Construct Binary Tree from Preorder and Inorder Traversal - LeetCode 105 Solution in python

Construct Binary Tree from Preorder and Inorder Traversal medium

Problem Statement

Given two integer arrays preorder and inorder where preorder is the preorder traversal of a binary tree and inorder is the inorder traversal of the same binary tree, construct and return the binary tree.

Example 1

Input: preorder = [3,9,20,15,7], inorder = [9,3,15,20,7] Output: [3,9,20,null,null,15,7]

Example 2

Input: preorder = [-1], inorder = [-1] Input: [-1]

Steps and Explanation

The key to solving this problem lies in understanding the properties of preorder and inorder traversals:

Preorder Traversal: The first element in preorder is always the root of the tree.
Inorder Traversal: In inorder, elements to the left of the root are in the left subtree, and elements to the right are in the right subtree.

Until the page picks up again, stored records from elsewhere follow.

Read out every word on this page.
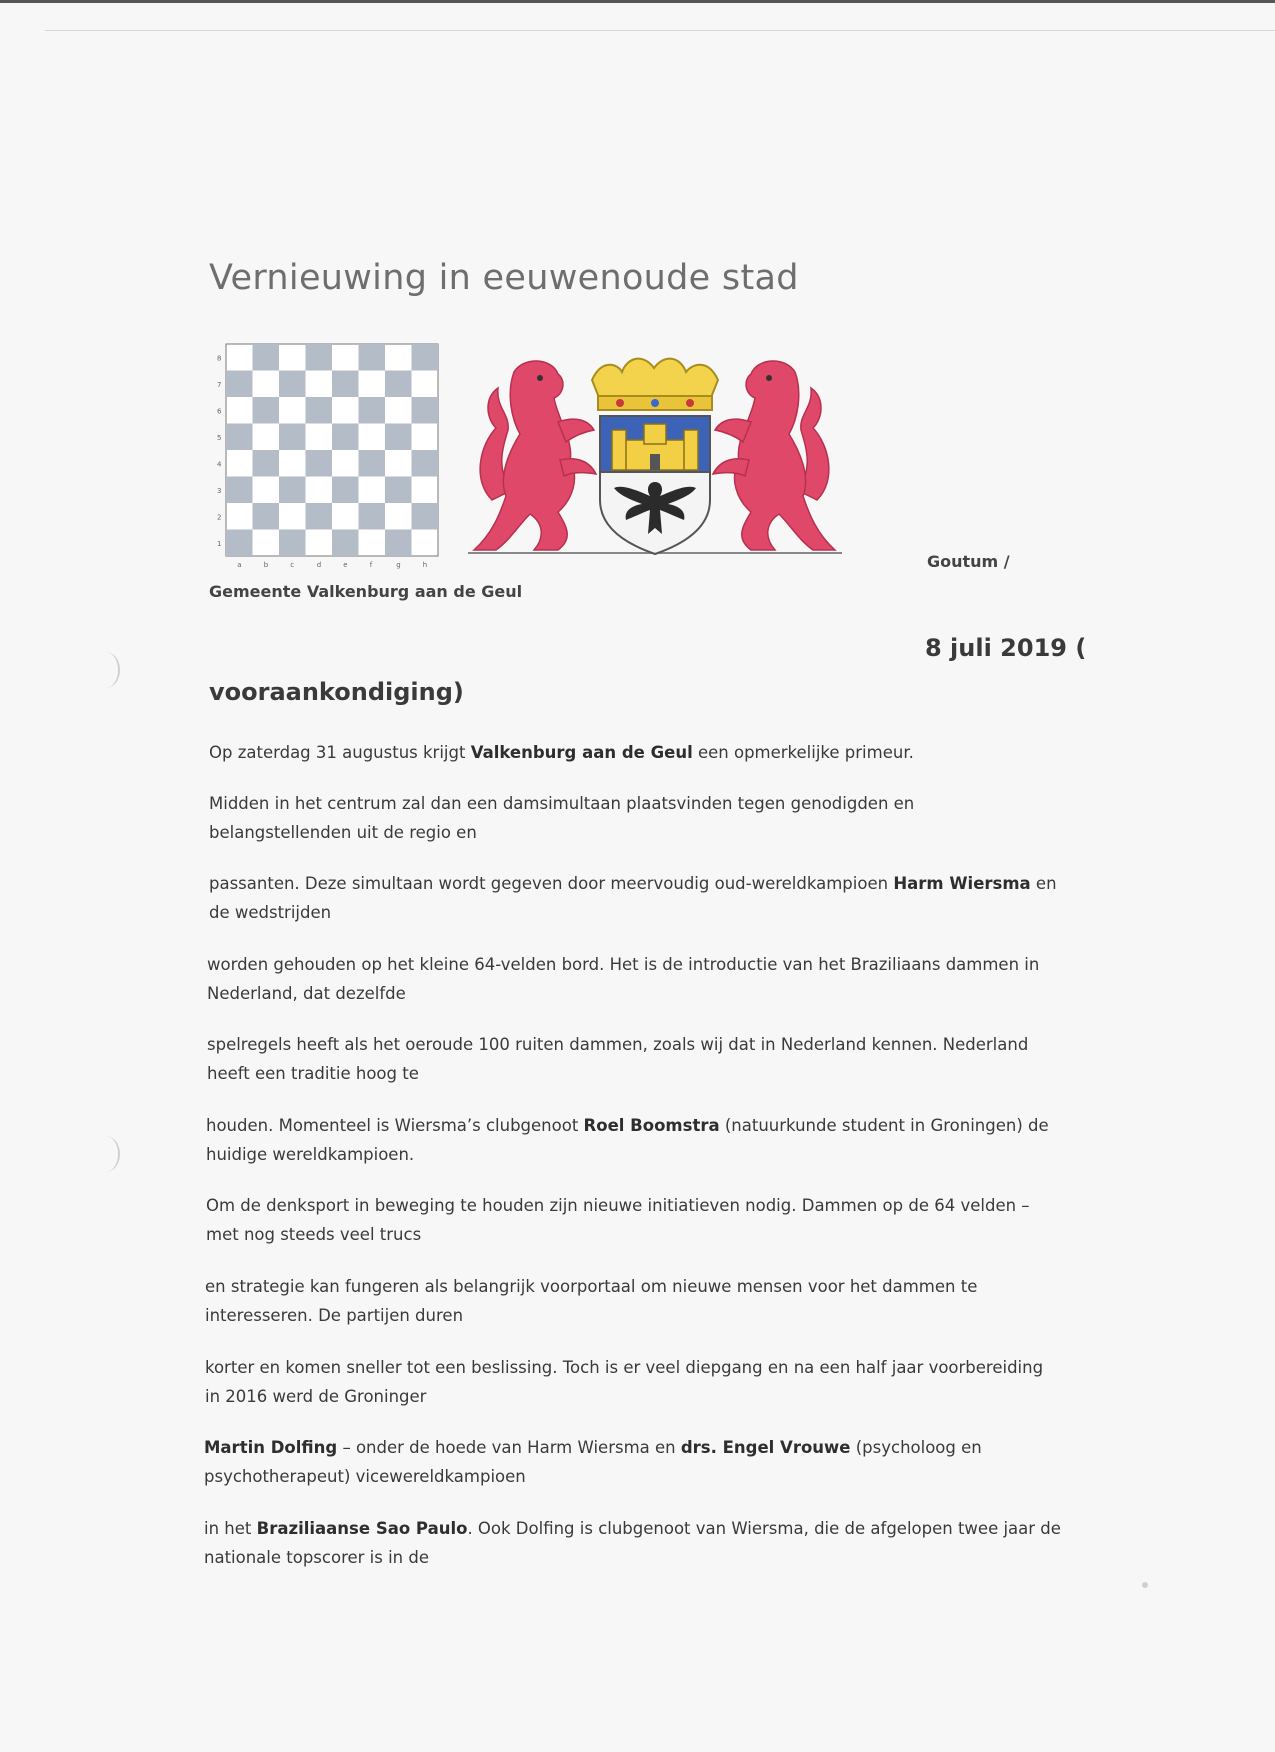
Vernieuwing in eeuwenoude stad
8
7
6
5
4
3
2
1
a	b	c	d	e	f	g	h
Gemeente Valkenburg aan de Geul
Goutum /
8 juli 2019 (
vooraankondiging)
Op zaterdag 31 augustus krijgt Valkenburg aan de Geul een opmerkelijke primeur.
Midden in het centrum zal dan een damsimultaan plaatsvinden tegen genodigden en
belangstellenden uit de regio en
passanten. Deze simultaan wordt gegeven door meervoudig oud-wereldkampioen Harm Wiersma en
de wedstrijden
worden gehouden op het kleine 64-velden bord. Het is de introductie van het Braziliaans dammen in
Nederland, dat dezelfde
spelregels heeft als het oeroude 100 ruiten dammen, zoals wij dat in Nederland kennen. Nederland
heeft een traditie hoog te
houden. Momenteel is Wiersma’s clubgenoot Roel Boomstra (natuurkunde student in Groningen) de
huidige wereldkampioen.
Om de denksport in beweging te houden zijn nieuwe initiatieven nodig. Dammen op de 64 velden –
met nog steeds veel trucs
en strategie kan fungeren als belangrijk voorportaal om nieuwe mensen voor het dammen te
interesseren. De partijen duren
korter en komen sneller tot een beslissing. Toch is er veel diepgang en na een half jaar voorbereiding
in 2016 werd de Groninger
Martin Dolfing – onder de hoede van Harm Wiersma en drs. Engel Vrouwe (psycholoog en
psychotherapeut) vicewereldkampioen
in het Braziliaanse Sao Paulo. Ook Dolfing is clubgenoot van Wiersma, die de afgelopen twee jaar de
nationale topscorer is in de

We can use a recursive approach:

Base Case: If the preorder array is empty, return null.
Find the Root: The first element of preorder is the root.
Find the Root in Inorder: Locate the root in the inorder array. This index splits the inorder array into left and right subtrees.
Recursive Calls: Recursively call the function to construct the left and right subtrees using the appropriate portions of preorder and inorder.
Construct the Node: Create a new tree node with the root value and attach the left and right subtrees.

Code

class TreeNode {
    val: number;
    left: TreeNode | null;
    right: TreeNode | null;
    constructor(val?: number, left?: TreeNode | null, right?: TreeNode | null) {
        this.val = (val===undefined ? 0 : val)
        this.left = (left===undefined ? null : left)
        this.right = (right===undefined ? null : right)
    }
}

function buildTree(preorder: number[], inorder: number[]): TreeNode | null {
    if (preorder.length === 0) {
        return null;
    }

    const rootVal = preorder[0];
    const root = new TreeNode(rootVal);
    const rootIndexInInorder = inorder.indexOf(rootVal);

    // Construct left and right subtrees recursively
    root.left = buildTree(preorder.slice(1, rootIndexInInorder + 1), inorder.slice(0, rootIndexInInorder));
    root.right = buildTree(preorder.slice(rootIndexInInorder + 1), inorder.slice(rootIndexInInorder + 1));

    return root;
}

Complexity

Time Complexity: O(N), where N is the number of nodes in the tree. This is because we visit each node once during the recursive calls.
Space Complexity: O(N) in the worst case (a skewed tree), due to the recursive call stack. In the average case, it's O(log N) for a balanced tree. There's also O(N) space used for the preorder and inorder array copies in the recursive calls, though this could be optimized to O(1) by passing indices instead of slicing arrays.